Di Jawa Tengah, DPP Apindo Jateng bahkan menyatakan akan mengambil langkah hukum untuk menggugat keputusan yang diambil Gubernur Jateng, Ganjar Pranowo yang menaikkan UMP Jateng. Ketua DPP Apindo Jateng, Frans Kongi dalam sebuah siaran pers 2 November 2020, menyatakan bahwa langkah Ganjar mempersulit dunia usaha untuk memulihkan kinerja pasca digempur Covid-19. Ia juga menduga bahwa Ganjar tidak melaksanakan asas-asas pemerintahan yang baik sehingga merugikan dunia usaha yang masih terpuruk. Kebijakan Ganjar itu juga dikaitkan dengan politik terkait kansnya untuk maju dalam Pilpres 2024, yang kemudian Ganjar mengklarifikasi kabar tersebut.

Pemantauan Media

Newstensity memantau perkembangan topik UMP 2021 sejak tanggal 27 Oktober hingga 2 November 2020. Newstensity mencatat, total berita selama jangka waktu pemantauan adalah 3.297 artikel. Jumlah berita pada awal pemantauan terlihat berada di poin 427, dampak SE Menaker yang mulai terendus media. Jumlah berita tidak kemudian naik. Namun, malah menurun selama dua hari. Baru kemudian momentum terjadi pada tanggal 31 Oktober yang bertepatan mulai dengan ditetapkannya UMP 2021 di berbagai daerah merujuk SE Menaker soal UMP.

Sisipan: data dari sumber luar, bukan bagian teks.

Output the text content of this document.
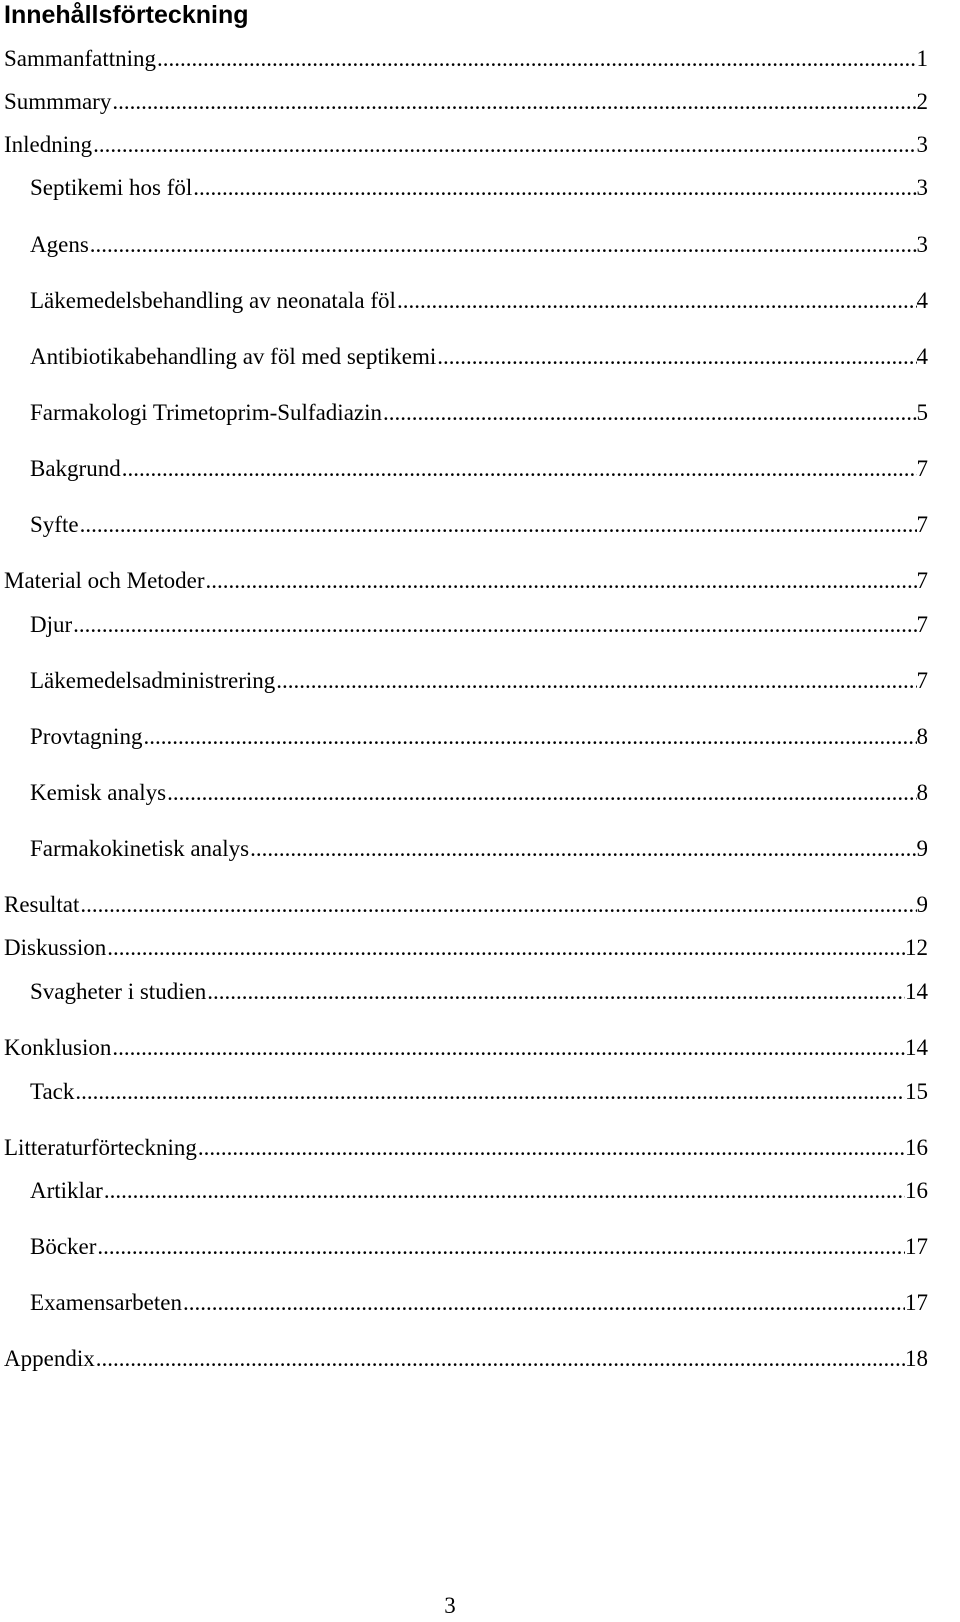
Innehållsförteckning
Sammanfattning .....	1
Summmary .....	2
Inledning .....	3
Septikemi hos föl .....	3
Agens .....	3
Läkemedelsbehandling av neonatala föl .....	4
Antibiotikabehandling av föl med septikemi .....	4
Farmakologi Trimetoprim-Sulfadiazin .....	5
Bakgrund .....	7
Syfte .....	7
Material och Metoder .....	7
Djur .....	7
Läkemedelsadministrering .....	7
Provtagning .....	8
Kemisk analys .....	8
Farmakokinetisk analys .....	9
Resultat .....	9
Diskussion .....	12
Svagheter i studien .....	14
Konklusion .....	14
Tack .....	15
Litteraturförteckning .....	16
Artiklar .....	16
Böcker .....	17
Examensarbeten .....	17
Appendix .....	18
3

Tanggal 1 November pun jenis pemberitaan masih serupa. Hanya saja, UMP 2021 yang naik di beberapa daerah lebih menjadi sorotan. Tanggapan dari Menaker sendiri menyoal polemik UMP 2021 pun ada. Mulai muncul pula berita soal persiapan demo buruh yang akan dilakukan pada tanggal 2 November. Pemberitaan tanggal 2 November diwarnai dengan isu soal demo buruh dan ancamannya, polemik kenaikan UMP 2021 yang tidak mengindahkan SE Menaker, dan respon dari Apindo kepada isu ini.

Sentimen positif menjadi yang terbanyak untuk topik ini. Dari media daring, dengan total 2.882 artikel, sentimen positif jadi yang terdepan dengan 1.240 artikel (43%), lalu negatif 966 artikel (34%), dan netral 676 artikel (23%). Sentimen positif masih menjadi yang terbanyak di media cetak dengan 179 artikel (54%), disusul negatif 103 artikel (31%), dan netral 52 artikel (16%) dengan total 332 artikel. Sedangkan TV, sentimen netral memimpin dengan 39 berita (48%), 34 positif (41%), dan 9 negatif (11%) dengan total 82 tayangan.

Uniknya, ulasan sentimen positif bahkan muncul dari berita soal penolakan dan demonstrasi terhadap tidak naiknya UMP 2021. Hal ini memperlihatkan bahwa cara-cara penolakan dilakukan dengan tertib. Balas-balasan narasi antara artikel pro dan artikel kontra pun berjalan dengan cukup “halus” di media jika dibarengi dengan pemilihan kata yang tidak agitatif.

Lain soal jika sudah menyinggung ancaman mogok buruh karena UMP stagnan dan dampak buruk kenaikan UMP bagi perusahaan. Kekecewaan buruh yang berujung pada seruan untuk melakukan mogok mendapatkan sentimen negatif. Namun, jika UMP 2021 dinaikkan, hal itu membuat perusahaan yang masih dalam kondisi buruk akibat pandemi ketar-ketir karena harus terbebani pembayaran gaji pegawai yang naik. Dan hal itu mendapat sentimen negatif juga.

Pro-kontra soal pengupahan buruh memang tidak ada habisnya. Apalagi diperburuk dengan pandemi sial ini. Apa mau dikata. Begitulah peliknya UMP 2021 di masa pandemi. Naik salah, tidak naik juga salah.